To do this, set the nifi.state.management.provider.cluster.previous property in nifi.properties to the name of the previous state provider (for ZooKeeper, it's usually zk-provider). Also, set up the necessary connection properties (e.g., environment variables NIFI_ZK_CONNECT_STRING, NIFI_ZK_ROOT_NODE).

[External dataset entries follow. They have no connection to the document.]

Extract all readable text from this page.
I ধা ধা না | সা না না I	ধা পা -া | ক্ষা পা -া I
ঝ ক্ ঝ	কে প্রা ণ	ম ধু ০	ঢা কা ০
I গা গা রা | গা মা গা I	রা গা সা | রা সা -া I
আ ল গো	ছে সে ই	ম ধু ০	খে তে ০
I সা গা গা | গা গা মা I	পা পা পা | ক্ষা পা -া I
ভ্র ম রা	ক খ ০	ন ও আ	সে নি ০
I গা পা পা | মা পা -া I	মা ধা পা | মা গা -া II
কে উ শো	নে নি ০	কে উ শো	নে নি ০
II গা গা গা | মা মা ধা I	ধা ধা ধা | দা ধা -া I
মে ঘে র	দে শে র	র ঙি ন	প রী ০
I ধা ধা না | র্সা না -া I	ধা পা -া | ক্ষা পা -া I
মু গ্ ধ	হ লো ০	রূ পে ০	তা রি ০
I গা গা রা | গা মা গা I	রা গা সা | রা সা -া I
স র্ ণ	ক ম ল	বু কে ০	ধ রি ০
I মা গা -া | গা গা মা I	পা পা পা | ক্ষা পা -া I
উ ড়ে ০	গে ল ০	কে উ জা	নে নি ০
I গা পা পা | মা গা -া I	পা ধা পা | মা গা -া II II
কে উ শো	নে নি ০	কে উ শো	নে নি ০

For more details, refer to the admin guide.
Once migration is complete, you should unset the nifi.state.management.provider.cluster.previous property and remove the environment variables necessary for the ZooKeeper connection.
Apache NiFi creates leases with the following names for leader election:
<prefix>-cluster-coordinator<prefix>-primary-node
Here, <prefix> is defined by the nifi.cluster.leader.election.kubernetes.lease.prefix property, which can also be set via the environment variable NIFI_CLUSTER_LEADER_ELECTION_KUBERNETES_LEASE_PREFIX in the Docker container. The separator "-" is added only if the prefix is not empty. By default, the prefix is empty.
For storing state for each component, a cluster state ConfigMap with the name <prefix>-nifi-component-<UUID of component> is created when state is filled for the first time, and removed when the component is deleted. If state is cleared, the ConfigMap contents are also cleared. <prefix> is defined by the ConfigMap Name Prefix property in the state-management.xml file, and can also be set via the environment variable NIFI_KUBERNETES_CONFIGMAP_NAME_PREFIX in the Docker container. The separator "-" is added only if the prefix is not empty. By default, the prefix is empty. Only ConfigMaps matching this name format are modified or deleted by the state provider.